As evident from the language of Article XXIV.11, drafters of GATT were fully aware that the partition of British India into India and Pakistan was an “exceptional circumstance”. Indeed the bloody partition of the subcontinent led to a death of around a million people and displaced around 14 million people. As the British historian, Perry Anderson, said the partition of the sub-continent “has a good claim to be the most contemptible single act in the annals of the [British] empire”.  

It was evident to the writers of the GATT text, which included the British, that creation of India and Pakistan as two separate nations would disintegrate a huge economic unit. This, in turn, would compound the already exorbitant human costs and miseries inflicted by partition.

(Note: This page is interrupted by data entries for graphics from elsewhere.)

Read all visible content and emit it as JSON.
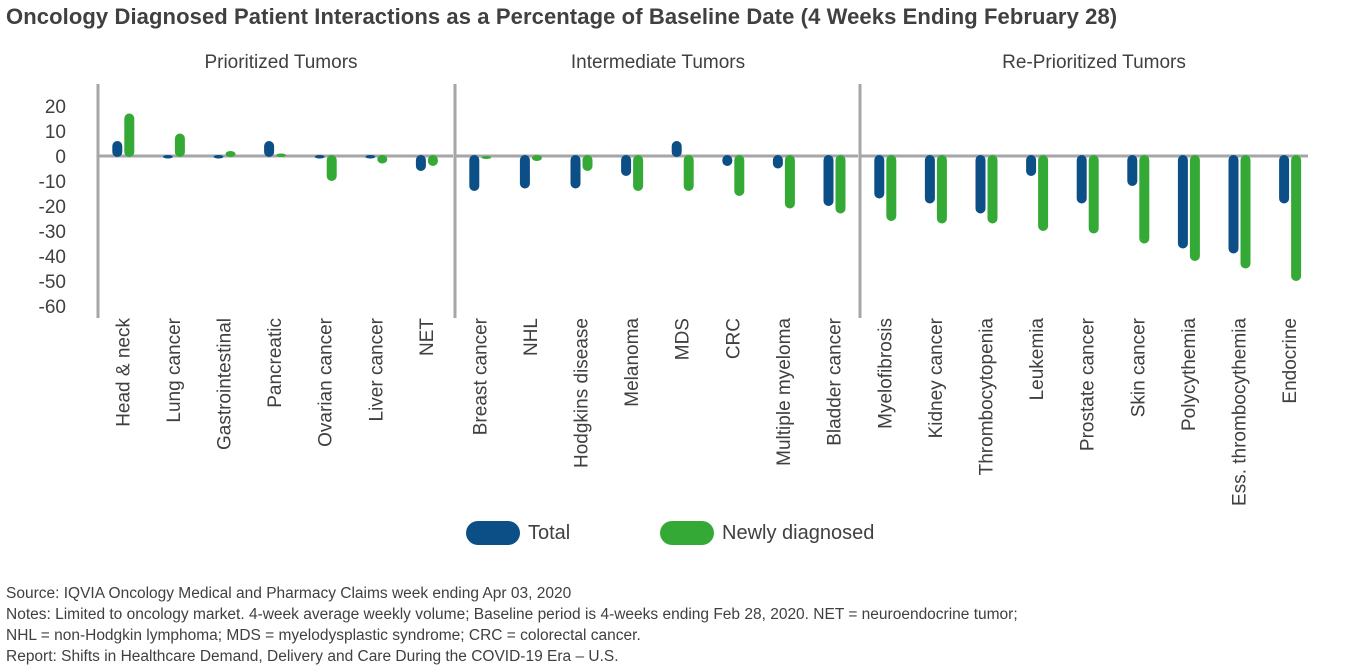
{
  "title": "Oncology Diagnosed Patient Interactions as a Percentage of Baseline Date (4 Weeks Ending February 28)",
  "colors": {
    "total": "#0b4f86",
    "new": "#35a936",
    "axis": "#a6a6a8",
    "text": "#404040"
  },
  "legend": {
    "total": "Total",
    "new": "Newly diagnosed"
  },
  "notes": {
    "source": "Source: IQVIA Oncology Medical and Pharmacy Claims week ending Apr 03, 2020",
    "notes_line1": "Notes: Limited to oncology market. 4-week average weekly volume; Baseline period is 4-weeks ending Feb 28, 2020. NET = neuroendocrine tumor;",
    "notes_line2": "NHL = non-Hodgkin lymphoma; MDS = myelodysplastic syndrome; CRC = colorectal cancer.",
    "report": "Report: Shifts in Healthcare Demand, Delivery and Care During the COVID-19 Era – U.S."
  },
  "chart_data": {
    "type": "bar",
    "y_ticks": [
      "20",
      "10",
      "0",
      "-10",
      "-20",
      "-30",
      "-40",
      "-50",
      "-60"
    ],
    "ylim": [
      -60,
      20
    ],
    "legend_position": "bottom",
    "grid": false,
    "groups": [
      {
        "name": "Prioritized Tumors",
        "categories": [
          "Head & neck",
          "Lung cancer",
          "Gastrointestinal",
          "Pancreatic",
          "Ovarian cancer",
          "Liver cancer",
          "NET"
        ],
        "series": [
          {
            "name": "Total",
            "values": [
              6,
              -1,
              -1,
              6,
              -1,
              -1,
              -6
            ]
          },
          {
            "name": "Newly diagnosed",
            "values": [
              17,
              9,
              2,
              1,
              -10,
              -3,
              -4
            ]
          }
        ]
      },
      {
        "name": "Intermediate Tumors",
        "categories": [
          "Breast cancer",
          "NHL",
          "Hodgkins disease",
          "Melanoma",
          "MDS",
          "CRC",
          "Multiple myeloma",
          "Bladder cancer"
        ],
        "series": [
          {
            "name": "Total",
            "values": [
              -14,
              -13,
              -13,
              -8,
              6,
              -4,
              -5,
              -20
            ]
          },
          {
            "name": "Newly diagnosed",
            "values": [
              0,
              -2,
              -6,
              -14,
              -14,
              -16,
              -21,
              -23
            ]
          }
        ]
      },
      {
        "name": "Re-Prioritized Tumors",
        "categories": [
          "Myelofibrosis",
          "Kidney cancer",
          "Thrombocytopenia",
          "Leukemia",
          "Prostate cancer",
          "Skin cancer",
          "Polycythemia",
          "Ess. thrombocythemia",
          "Endocrine"
        ],
        "series": [
          {
            "name": "Total",
            "values": [
              -17,
              -19,
              -23,
              -8,
              -19,
              -12,
              -37,
              -39,
              -19
            ]
          },
          {
            "name": "Newly diagnosed",
            "values": [
              -26,
              -27,
              -27,
              -30,
              -31,
              -35,
              -42,
              -45,
              -50
            ]
          }
        ]
      }
    ]
  }
}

Therefore, in order to let India and Pakistan continue to do business as the pre-partition days, GATT allowed the two countries to enter into any kind of trade arrangement without bothering about their GATT obligations. This munificence not extended to any other GATT member countries, allowed India and Pakistan to enter into a trade agreement even if that meant not including “substantially all” trade between them or imposing higher trade barriers on third countries. However, sadly and unfortunately, India and Pakistan, did never made use of this generous international legal rule, either immediately after the partition nor any time later in the last seven decades. A great historic opportunity has been squandered so far.

What’s the future?

The two sides should decouple their political differences from their trade relations. As Bhala argues, India and Pakistan, even today, can make full use of the generous trade rule given in Article XXIV.11 to strike a number of imaginative trade deals.

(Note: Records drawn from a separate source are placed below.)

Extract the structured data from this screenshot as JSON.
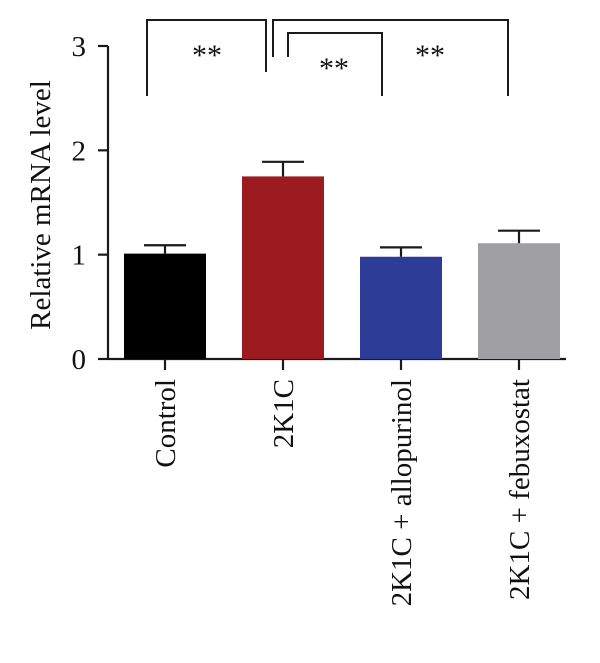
{
  "chart_data": {
    "type": "bar",
    "ylabel": "Relative mRNA level",
    "ylim": [
      0,
      3
    ],
    "yticks": [
      "0",
      "1",
      "2",
      "3"
    ],
    "categories": [
      "Control",
      "2K1C",
      "2K1C + allopurinol",
      "2K1C + febuxostat"
    ],
    "values": [
      1.01,
      1.75,
      0.98,
      1.11
    ],
    "errors": [
      0.08,
      0.14,
      0.09,
      0.12
    ],
    "colors": [
      "#000000",
      "#9b1b1f",
      "#2d3c96",
      "#a0a0a2"
    ],
    "comparisons": [
      {
        "from": 0,
        "to": 1,
        "label": "**"
      },
      {
        "from": 1,
        "to": 2,
        "label": "**"
      },
      {
        "from": 1,
        "to": 3,
        "label": "**"
      }
    ]
  }
}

For example, India and Pakistan could allow “complete free trade in agricultural and industrial goods and services across the Indian and Pakistani Punjab, which originate in either of the Punjabs”. Likewise, India and Pakistan could consider “complete free trade in all primary and processed agricultural goods that originate in India and Pakistan”. Another suitable candidate for free trade between India and Pakistan is the textile and the clothing sector. As research from ICRIER shows, “India is one of the world’s leading producers of man-made filaments and Pakistan’s competitive advantage lies in cotton production. This suggests some inherent complementarities that need to be capitalised”.

Using Article XXIV.11, the two sides can work out a free trade agreement just for the textiles and clothing sector to exploit the economies of scale. None of these trade deals will breach the obligations India and Pakistan may owe to other WTO member countries.  

Several such possibilities are thinkable provided there is a political will, on both sides. The people of South Asia surely deserve a prosperous and a peaceful future.  The onus is on the leadership of the two biggest countries in the region to deliver. While solving difficult political questions will undoubtedly take time, it won’t be a bad idea to start working towards creating an atmosphere where even difficult questions can be resolved. Increasing bilateral trade can be one such step towards creating such a positive atmosphere.   

Prabhash Ranjan  is an Assistant Professor of Law at the South Asian University. Views are personal.